As we could not fully enjoy Qurban Bayram (Feast of Sacrifice), also known as Eid al-Adha, our conversations during the holiday were far more politicized compared to former ones in a bitter way. Even during traditional home visits, talk revolved around the reconciliation process, the government and the outlawed PKK. Some people are only blaming the government, making one wonder if the true perpetrator of the incidents does not have a role in the chaos.
This point has an insincere and unnatural character. In the phase we have been going through, the struggle for rights by means of violence and terrorism is insistently being valorized like it has never been done before in any part of our history. Besides, this is being performed in a period when Kurdish politics is at its strongest position in history, and civil politics stand out for the first time. But the interesting part, which is also the actual danger that reverberated in holiday talk, is that even groups that have not had the slightest sympathy towards the PKK and considered it a separatist organization so far are now giving overt support to violence.
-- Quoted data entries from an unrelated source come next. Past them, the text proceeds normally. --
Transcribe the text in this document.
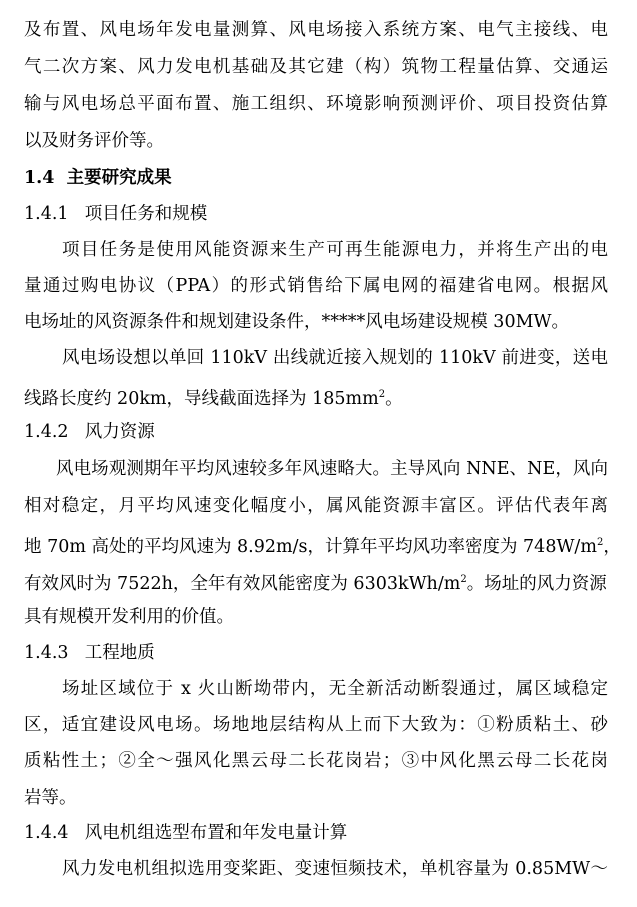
及布置、风电场年发电量测算、风电场接入系统方案、电气主接线、电
气二次方案、风力发电机基础及其它建（构）筑物工程量估算、交通运
输与风电场总平面布置、施工组织、环境影响预测评价、项目投资估算
以及财务评价等。
1.4 主要研究成果
1.4.1 项目任务和规模
项目任务是使用风能资源来生产可再生能源电力，并将生产出的电
量通过购电协议（PPA）的形式销售给下属电网的福建省电网。根据风
电场址的风资源条件和规划建设条件，*****风电场建设规模 30MW。
风电场设想以单回 110kV 出线就近接入规划的 110kV 前进变，送电
线路长度约 20km，导线截面选择为 $185mm^2$。
1.4.2 风力资源
风电场观测期年平均风速较多年风速略大。主导风向 NNE、NE，风向
相对稳定，月平均风速变化幅度小，属风能资源丰富区。评估代表年离
地 70m 高处的平均风速为 8.92m/s，计算年平均风功率密度为 $748W/m^2$，
有效风时为 7522h，全年有效风能密度为 $6303kWh/m^2$。场址的风力资源
具有规模开发利用的价值。
1.4.3 工程地质
场址区域位于 x 火山断坳带内，无全新活动断裂通过，属区域稳定
区，适宜建设风电场。场地地层结构从上而下大致为：①粉质粘土、砂
质粘性土；②全～强风化黑云母二长花岗岩；③中风化黑云母二长花岗
岩等。
1.4.4 风电机组选型布置和年发电量计算
风力发电机组拟选用变桨距、变速恒频技术，单机容量为 0.85MW～
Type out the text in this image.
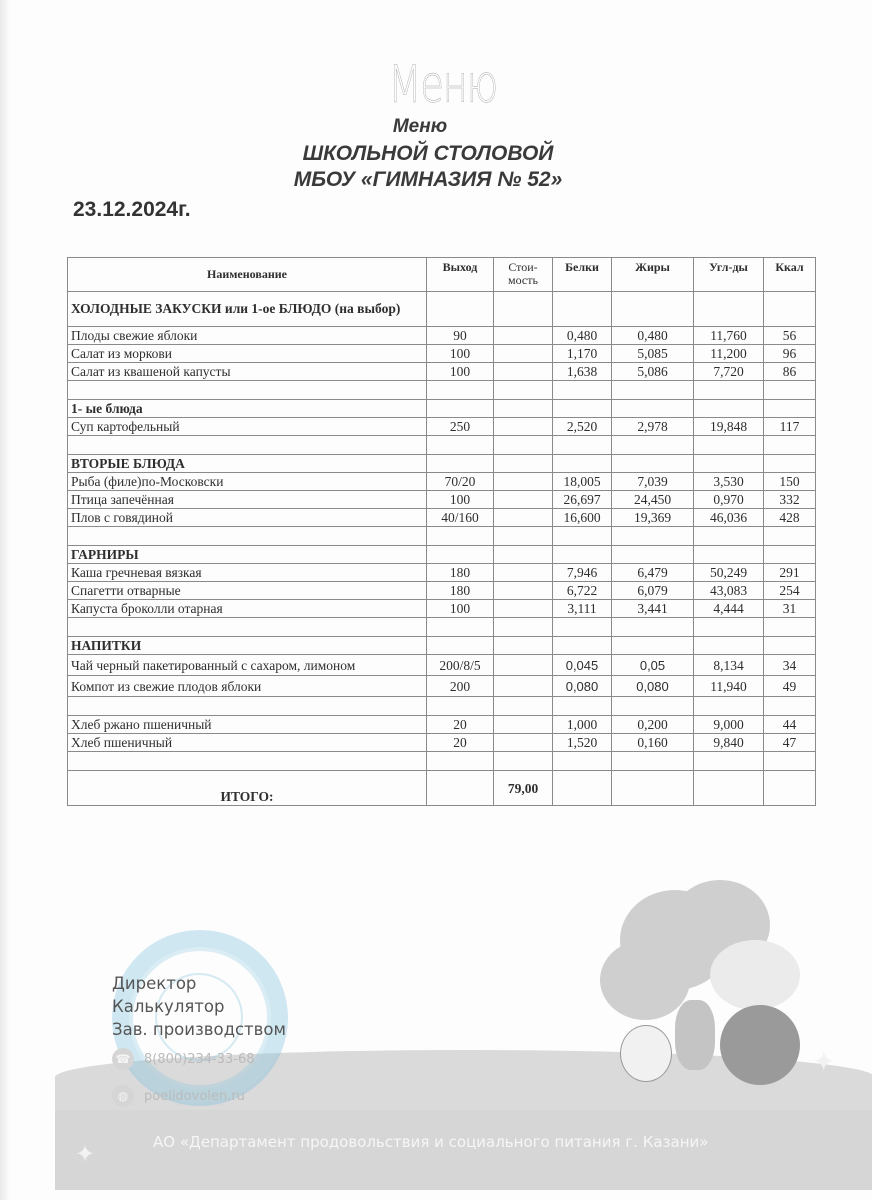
Меню
Меню
ШКОЛЬНОЙ СТОЛОВОЙ
МБОУ «ГИМНАЗИЯ № 52»
23.12.2024г.
Наименование	Выход	Стои-мость	Белки	Жиры	Угл-ды	Ккал
ХОЛОДНЫЕ ЗАКУСКИ или 1-ое БЛЮДО (на выбор)						
Плоды свежие яблоки	90		0,480	0,480	11,760	56
Салат из моркови	100		1,170	5,085	11,200	96
Салат из квашеной капусты	100		1,638	5,086	7,720	86

1- ые блюда						
Суп картофельный	250		2,520	2,978	19,848	117

ВТОРЫЕ БЛЮДА						
Рыба (филе)по-Московски	70/20		18,005	7,039	3,530	150
Птица запечённая	100		26,697	24,450	0,970	332
Плов с говядиной	40/160		16,600	19,369	46,036	428

ГАРНИРЫ						
Каша гречневая вязкая	180		7,946	6,479	50,249	291
Спагетти отварные	180		6,722	6,079	43,083	254
Капуста броколли отарная	100		3,111	3,441	4,444	31

НАПИТКИ						
Чай черный пакетированный с сахаром, лимоном	200/8/5		0,045	0,05	8,134	34
Компот из свежие плодов яблоки	200		0,080	0,080	11,940	49

Хлеб ржано пшеничный	20		1,000	0,200	9,000	44
Хлеб пшеничный	20		1,520	0,160	9,840	47

ИТОГО:		79,00				
АО «Департамент продовольствия и социального питания г. Казани»
✦
✦
Директор
Калькулятор
Зав. производством
☎ 8(800)234-33-68
◍	poelidovolen.ru
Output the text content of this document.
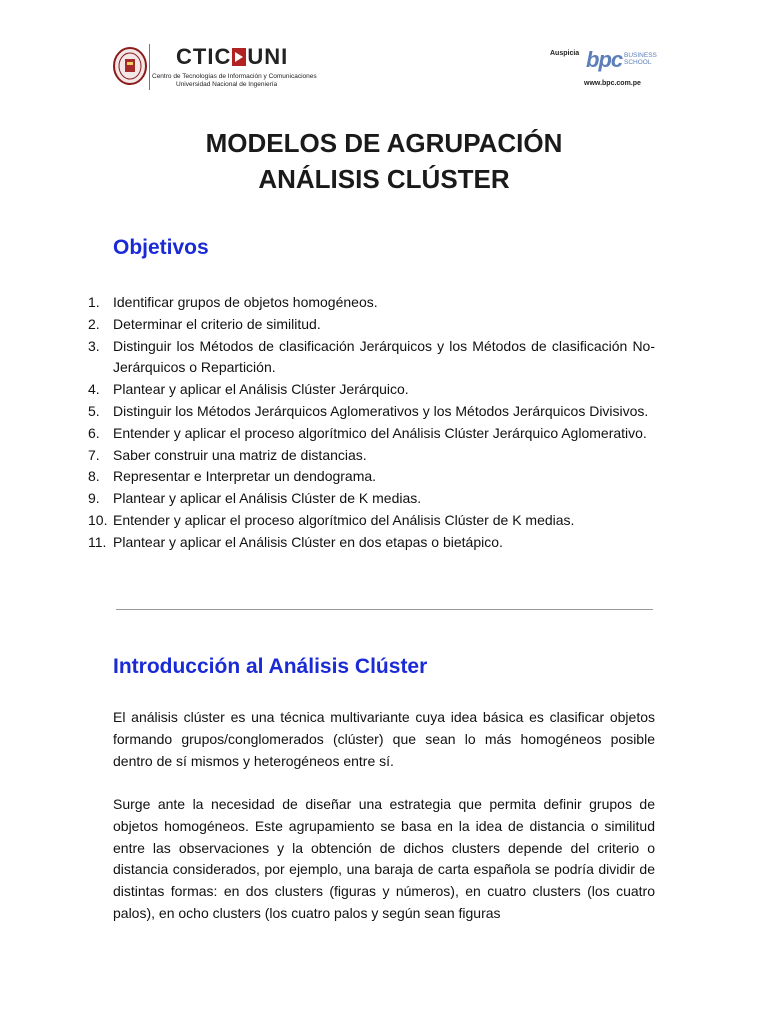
CTIC UNI
Centro de Tecnologías de Información y Comunicaciones
Universidad Nacional de Ingeniería
Auspicia bpc BUSINESS
SCHOOL
www.bpc.com.pe
MODELOS DE AGRUPACIÓN
ANÁLISIS CLÚSTER
Objetivos
1. Identificar grupos de objetos homogéneos.
2. Determinar el criterio de similitud.
3. Distinguir los Métodos de clasificación Jerárquicos y los Métodos de clasificación No-Jerárquicos o Repartición.
4. Plantear y aplicar el Análisis Clúster Jerárquico.
5. Distinguir los Métodos Jerárquicos Aglomerativos y los Métodos Jerárquicos Divisivos.
6. Entender y aplicar el proceso algorítmico del Análisis Clúster Jerárquico Aglomerativo.
7. Saber construir una matriz de distancias.
8. Representar e Interpretar un dendograma.
9. Plantear y aplicar el Análisis Clúster de K medias.
10. Entender y aplicar el proceso algorítmico del Análisis Clúster de K medias.
11. Plantear y aplicar el Análisis Clúster en dos etapas o bietápico.
Introducción al Análisis Clúster

El análisis clúster es una técnica multivariante cuya idea básica es clasificar objetos formando grupos/conglomerados (clúster) que sean lo más homogéneos posible dentro de sí mismos y heterogéneos entre sí.

Surge ante la necesidad de diseñar una estrategia que permita definir grupos de objetos homogéneos. Este agrupamiento se basa en la idea de distancia o similitud entre las observaciones y la obtención de dichos clusters depende del criterio o distancia considerados, por ejemplo, una baraja de carta española se podría dividir de distintas formas: en dos clusters (figuras y números), en cuatro clusters (los cuatro palos), en ocho clusters (los cuatro palos y según sean figuras
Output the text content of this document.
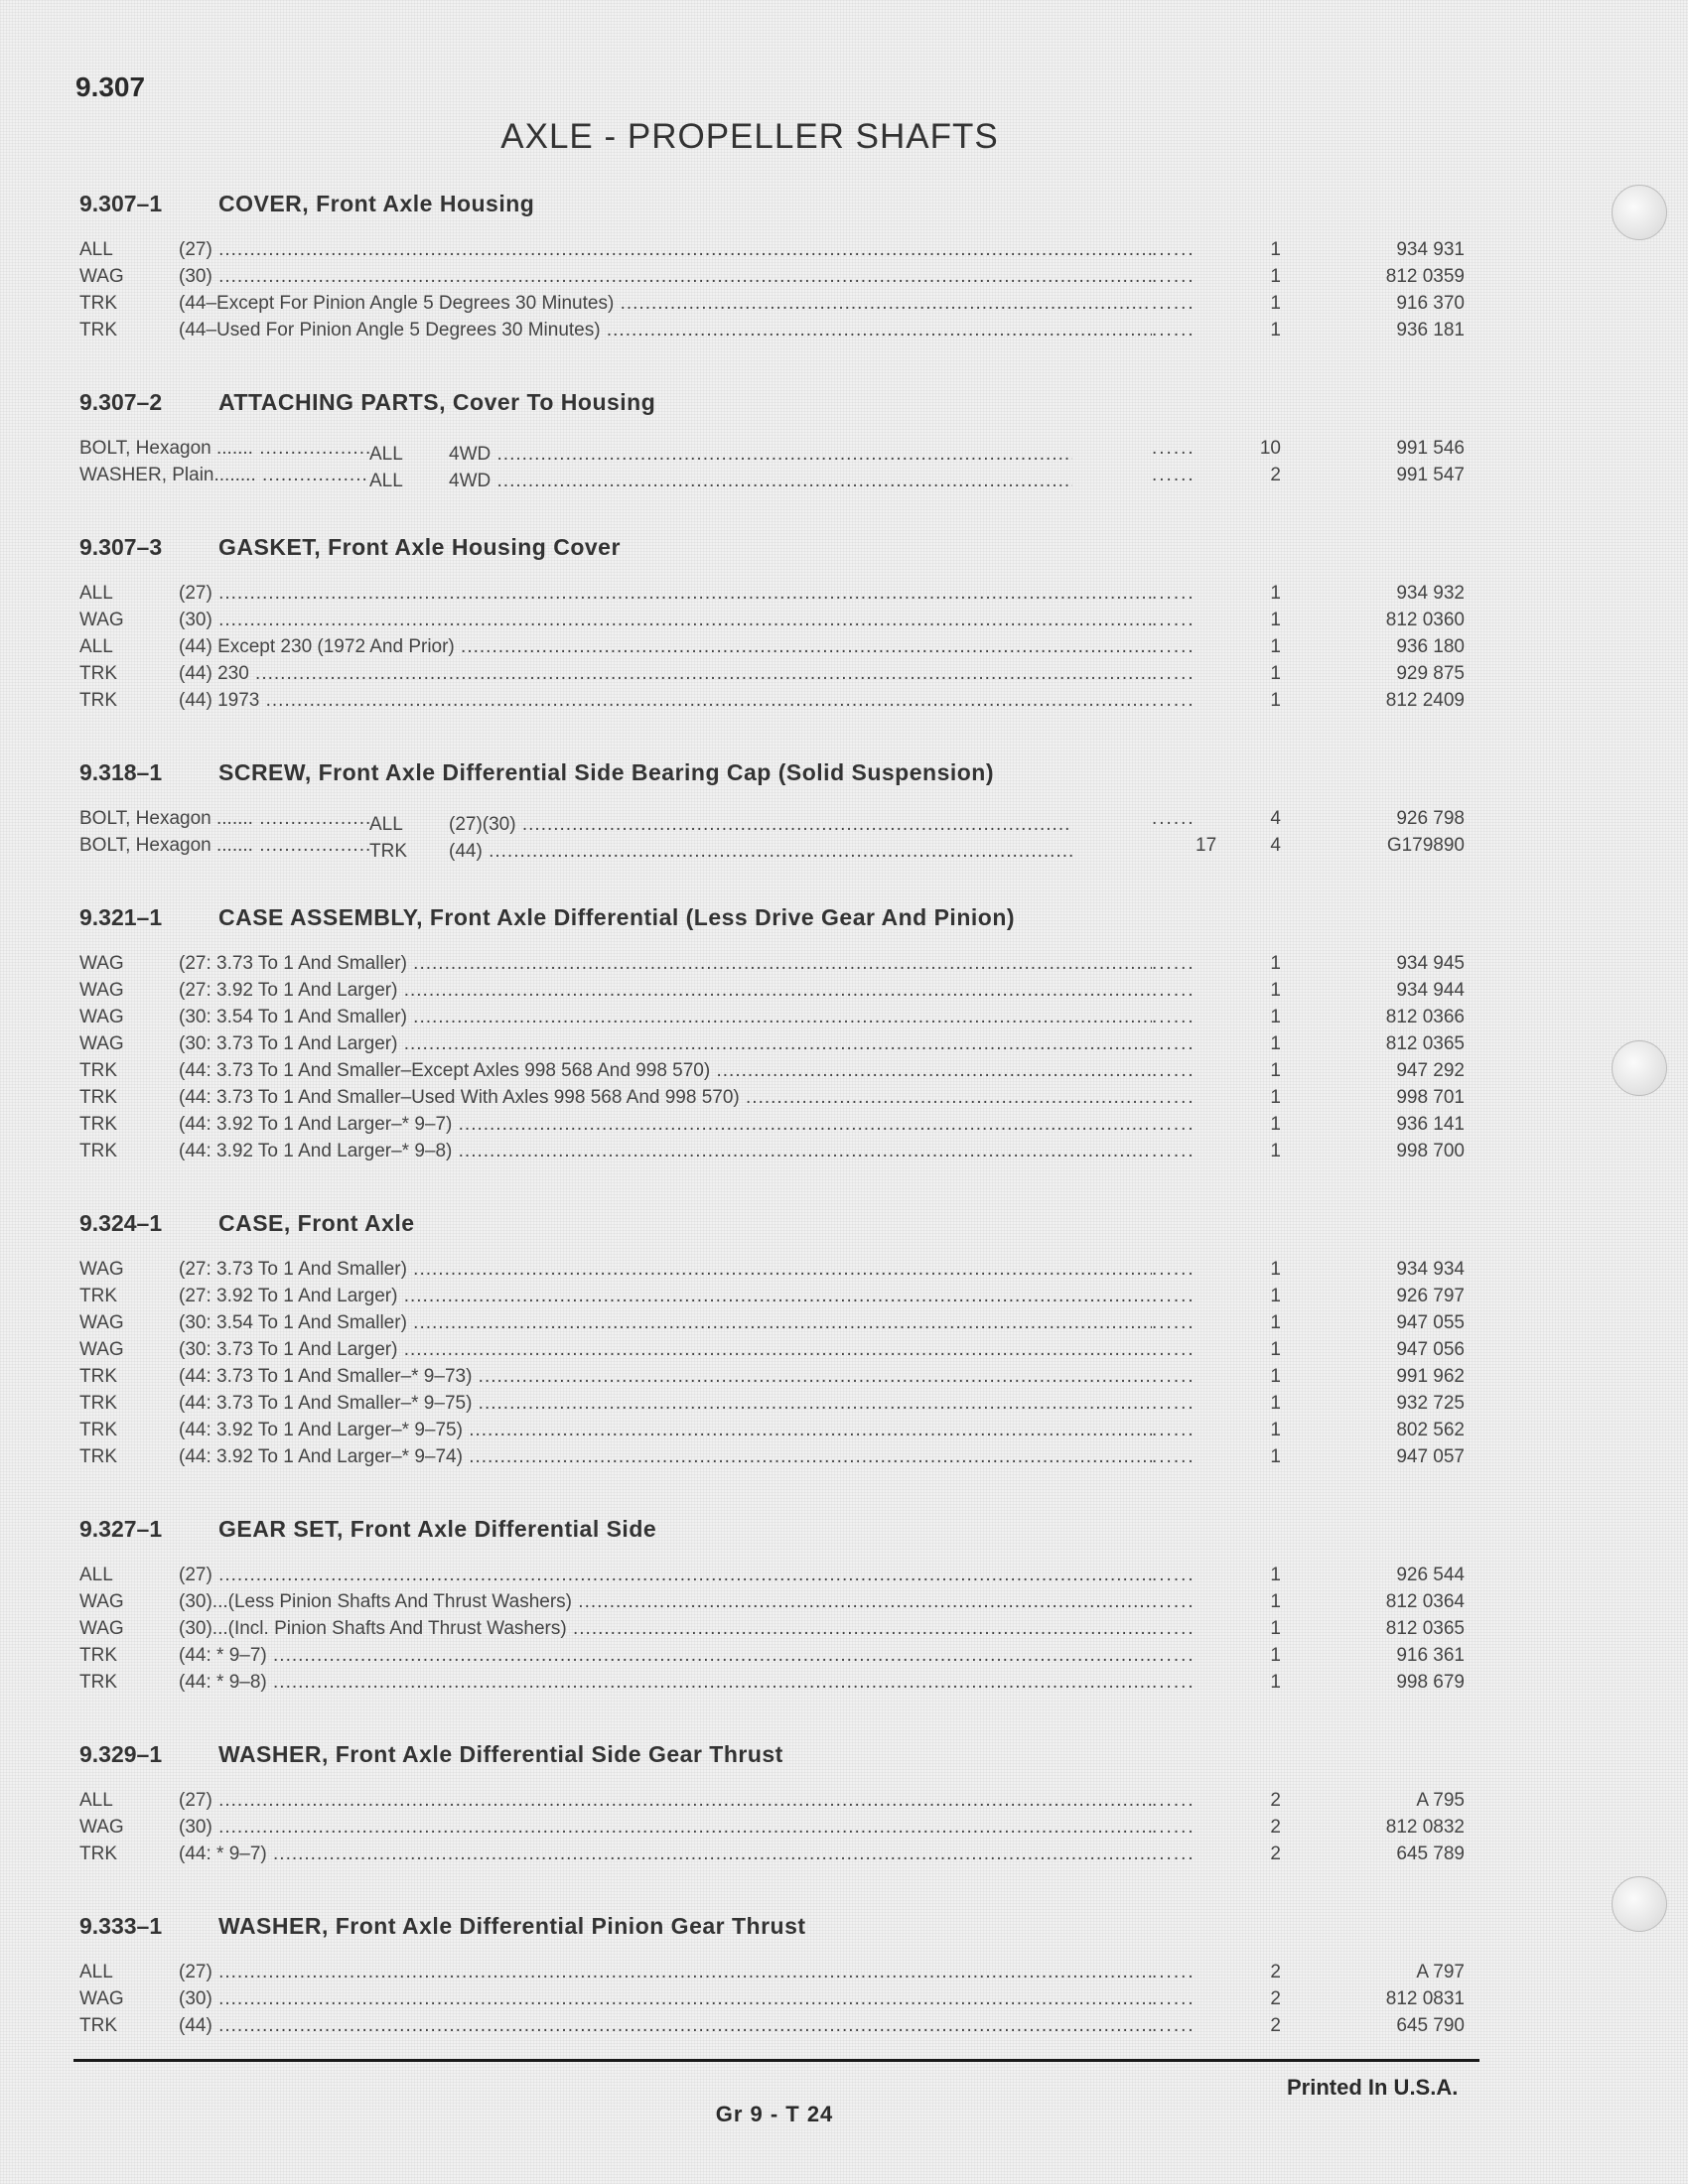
9.307
AXLE - PROPELLER SHAFTS
9.307–1	COVER, Front Axle Housing
ALL	(27) .....	......	1	934 931
WAG	(30) .....	......	1	812 0359
TRK	(44–Except For Pinion Angle 5 Degrees 30 Minutes) .....	......	1	916 370
TRK	(44–Used For Pinion Angle 5 Degrees 30 Minutes) .....	......	1	936 181
9.307–2	ATTACHING PARTS, Cover To Housing
BOLT, Hexagon ....... .....	ALL 4WD .....	......	10	991 546
WASHER, Plain........ .....	ALL 4WD .....	......	2	991 547
9.307–3	GASKET, Front Axle Housing Cover
ALL	(27) .....	......	1	934 932
WAG	(30) .....	......	1	812 0360
ALL	(44) Except 230 (1972 And Prior) .....	......	1	936 180
TRK	(44) 230 .....	......	1	929 875
TRK	(44) 1973 .....	......	1	812 2409
9.318–1	SCREW, Front Axle Differential Side Bearing Cap (Solid Suspension)
BOLT, Hexagon ....... .....	ALL (27)(30) .....	......	4	926 798
BOLT, Hexagon ....... .....	TRK (44) .....	17	4	G179890
9.321–1	CASE ASSEMBLY, Front Axle Differential (Less Drive Gear And Pinion)
WAG	(27: 3.73 To 1 And Smaller) .....	......	1	934 945
WAG	(27: 3.92 To 1 And Larger) .....	......	1	934 944
WAG	(30: 3.54 To 1 And Smaller) .....	......	1	812 0366
WAG	(30: 3.73 To 1 And Larger) .....	......	1	812 0365
TRK	(44: 3.73 To 1 And Smaller–Except Axles 998 568 And 998 570) .....	......	1	947 292
TRK	(44: 3.73 To 1 And Smaller–Used With Axles 998 568 And 998 570) .....	......	1	998 701
TRK	(44: 3.92 To 1 And Larger–* 9–7) .....	......	1	936 141
TRK	(44: 3.92 To 1 And Larger–* 9–8) .....	......	1	998 700
9.324–1	CASE, Front Axle
WAG	(27: 3.73 To 1 And Smaller) .....	......	1	934 934
TRK	(27: 3.92 To 1 And Larger) .....	......	1	926 797
WAG	(30: 3.54 To 1 And Smaller) .....	......	1	947 055
WAG	(30: 3.73 To 1 And Larger) .....	......	1	947 056
TRK	(44: 3.73 To 1 And Smaller–* 9–73) .....	......	1	991 962
TRK	(44: 3.73 To 1 And Smaller–* 9–75) .....	......	1	932 725
TRK	(44: 3.92 To 1 And Larger–* 9–75) .....	......	1	802 562
TRK	(44: 3.92 To 1 And Larger–* 9–74) .....	......	1	947 057
9.327–1	GEAR SET, Front Axle Differential Side
ALL	(27) .....	......	1	926 544
WAG	(30)...(Less Pinion Shafts And Thrust Washers) .....	......	1	812 0364
WAG	(30)...(Incl. Pinion Shafts And Thrust Washers) .....	......	1	812 0365
TRK	(44: * 9–7) .....	......	1	916 361
TRK	(44: * 9–8) .....	......	1	998 679
9.329–1	WASHER, Front Axle Differential Side Gear Thrust
ALL	(27) .....	......	2	A 795
WAG	(30) .....	......	2	812 0832
TRK	(44: * 9–7) .....	......	2	645 789
9.333–1	WASHER, Front Axle Differential Pinion Gear Thrust
ALL	(27) .....	......	2	A 797
WAG	(30) .....	......	2	812 0831
TRK	(44) .....	......	2	645 790
Printed In U.S.A.
Gr 9 - T 24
A politician who has been an administrator and deputy in the Republican People's Party (CHP) for a long time said: "The PKK will probably not lay down its arms, and it should not do that because if it does, it would not obtain any rights. And even the obtained ones would be divested."
Undoubtedly, some intellectuals who endeavor to represent President Recep Tayyip Erdoğan as a hostile figure and underline that the PKK should not easily lay down arms not to be sold off cheaply have a major influence on this approach even though Erdoğan is the one who initiated the reconciliation process and announced that he was even ready to drink hemlock poison for the sake of the process.
Maybe for this reason, the pro-violent ones are mostly among Peoples' Democratic Party (HDP) proponents who came to support the party later on. In other words, when Qandil figures are set aside, Kurds who form the skeleton of the party are inclined to civilian politics, while the ones who were incorporated into the party later insist on keeping arms. It is impossible to explain this with a normal political approach or a democratic mind. This could only be a delirium created by a political grudge.
This is such a delirium that it pays attention neither to the dirty works going on around the Middle East nor to the fact that means of democratic politics are available in Turkey. And naturally, it cannot see how and with what kind of motivations the PKK is dragging Turkey into a whirlwind of violence again. However, only two years ago, Leyla Zana, a leading figure in Kurdish politics, said, "If the goal is to improve local administrations and democratization, no conscience can accept youth deaths for any longer."
Back in the 1990s, Abdullah Öcalan, the imprisoned founder and leader of the PKK, changed the main strategy of the organization by saying that weapons and violence could yield no result.
In the Nevruz celebrations in 2013, he declared the new route: "The period of armed struggle is ending, and the door is opening to democratic politics."
Is all this forgotten? As a matter of fact, they have not been forgotten since they all left their marks on history. The question as to why people die when there are democratic political means in Turkey is still insistently asked both within the PKK and circles of civil politics.
But unfortunately, this question is not discussed very audibly in Kurdish politics because some forces that encircled Kurds from inside and outside do not leave them alone.
With incorrect questions, the grounds and means of democratic struggle in Turkey are ignored, and people's belief in democracy is undermined. This is a direct harm to Kurds and indicates that other forces pursue their own political motivations through Kurds.
Both Qandil and certain outside forces are imposing on Kurds the belief that they cannot do politics without the PKK or weapons. Some measures must be taken before irreparable mistakes are made.
The Justice and Development Party (AK Party) also has a great duty in resolving that since it is the agent that initiated the reconciliation process and presented the means of democracy and civil politics to Kurds.